Это был сон без звуков. В оглушающей тишине я видела и чувствовала, как плоть отваливается от костей. Я проснулась, задыхаясь и плача. В окошко камеры проникали первые лучи утреннего солнца. Реальность мало отличалась от кошмара. Мне казалось, что это будет мой последний рассвет. В монастыре меня ожидала такая же судьба, как и во сне. Когда они отдадут меня монахиням, ничто не сможет уберечь меня от их мести.

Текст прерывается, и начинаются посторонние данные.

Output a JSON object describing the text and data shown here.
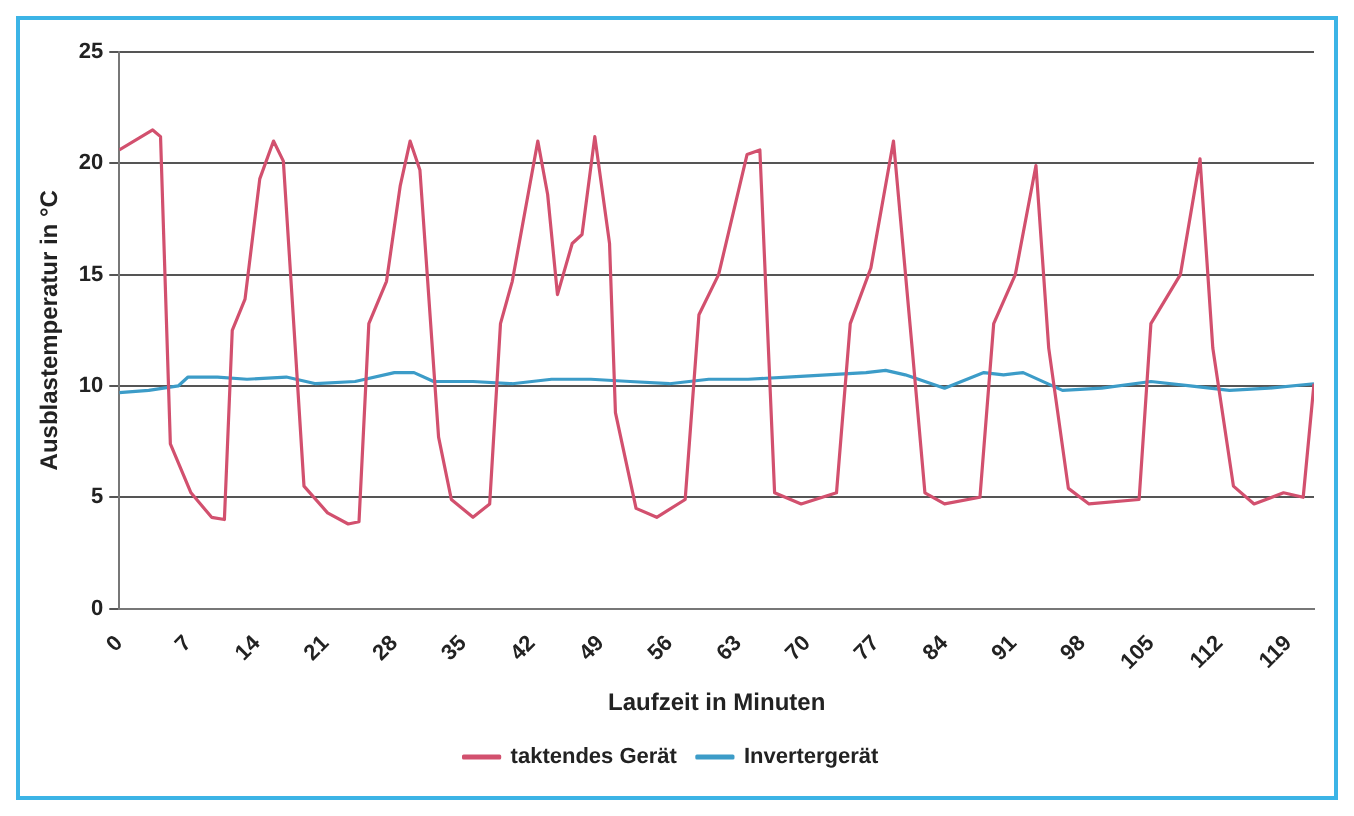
{
  "chart_data": {
    "type": "line",
    "xlabel": "Laufzeit in Minuten",
    "ylabel": "Ausblastemperatur in °C",
    "xlim": [
      0,
      121.6
    ],
    "xticks": [
      0,
      7,
      14,
      21,
      28,
      35,
      42,
      49,
      56,
      63,
      70,
      77,
      84,
      91,
      98,
      105,
      112,
      119
    ],
    "ylim": [
      0,
      25
    ],
    "yticks": [
      0,
      5,
      10,
      15,
      20,
      25
    ],
    "grid": "y",
    "legend": "bottom",
    "marker": "none",
    "line_style": "solid",
    "series": [
      {
        "name": "taktendes Gerät",
        "color": "#d2506e",
        "x": [
          0,
          3.4,
          4.2,
          5.2,
          7.3,
          9.4,
          10.7,
          11.5,
          12.8,
          14.3,
          15.7,
          16.7,
          17.8,
          18.8,
          21.2,
          23.3,
          24.4,
          25.4,
          27.2,
          28.6,
          29.6,
          30.6,
          32.5,
          33.8,
          36,
          37.7,
          38.8,
          40,
          42.6,
          43.6,
          44.6,
          46.1,
          47.1,
          48.4,
          49.9,
          50.5,
          52.6,
          54.7,
          57.6,
          59,
          61,
          63.9,
          65.2,
          66.7,
          69.4,
          73,
          74.4,
          76.5,
          78.8,
          80.7,
          82,
          84,
          87.6,
          89,
          91.2,
          93.3,
          94.6,
          96.6,
          98.7,
          103.8,
          105,
          108,
          110,
          111.3,
          113.4,
          115.5,
          118.5,
          120.5,
          121.6
        ],
        "values": [
          20.6,
          21.5,
          21.2,
          7.4,
          5.2,
          4.1,
          4,
          12.5,
          13.9,
          19.3,
          21,
          20.1,
          12.5,
          5.5,
          4.3,
          3.8,
          3.9,
          12.8,
          14.7,
          19,
          21,
          19.7,
          7.7,
          4.9,
          4.1,
          4.7,
          12.8,
          14.7,
          21,
          18.6,
          14.1,
          16.4,
          16.8,
          21.2,
          16.4,
          8.8,
          4.5,
          4.1,
          4.9,
          13.2,
          15,
          20.4,
          20.6,
          5.2,
          4.7,
          5.2,
          12.8,
          15.3,
          21,
          11.7,
          5.2,
          4.7,
          5,
          12.8,
          15,
          19.9,
          11.7,
          5.4,
          4.7,
          4.9,
          12.8,
          15,
          20.2,
          11.7,
          5.5,
          4.7,
          5.2,
          5,
          10.1
        ]
      },
      {
        "name": "Invertergerät",
        "color": "#3c9cc8",
        "x": [
          0,
          3,
          6,
          7,
          10,
          13,
          17,
          20,
          24,
          28,
          30,
          32,
          36,
          40,
          44,
          48,
          52,
          56,
          60,
          64,
          68,
          72,
          76,
          78,
          80,
          84,
          88,
          90,
          92,
          96,
          100,
          105,
          109,
          113,
          117,
          121.6
        ],
        "values": [
          9.7,
          9.8,
          10,
          10.4,
          10.4,
          10.3,
          10.4,
          10.1,
          10.2,
          10.6,
          10.6,
          10.2,
          10.2,
          10.1,
          10.3,
          10.3,
          10.2,
          10.1,
          10.3,
          10.3,
          10.4,
          10.5,
          10.6,
          10.7,
          10.5,
          9.9,
          10.6,
          10.5,
          10.6,
          9.8,
          9.9,
          10.2,
          10,
          9.8,
          9.9,
          10.1
        ]
      }
    ]
  }
}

Этот сон всколыхнул во мне всю боль, все обиды, которые я пережила. Я плакала, вспоминая, как родители бросили меня, как отец моего убитого ребенка… нет… как отец Певенш унижал меня. Все эти воспоминания начали мучить меня с новой силой. Вспомнились и другие горести, о которых, как я считала, я давно забыла. В один из дней десять лет назад Маззиолини пришел ко мне с деревянной гравюрой работы Андреа Брустолона,[21]изображавшей трех закованных в кандалы невольников, поддерживающих мраморную столешницу. Их остекленевшие глаза казались мне странно знакомыми. Я вспомнила, что видела эту гравюру в одной из приемных во дворце родителей, она была высотой в человеческий рост.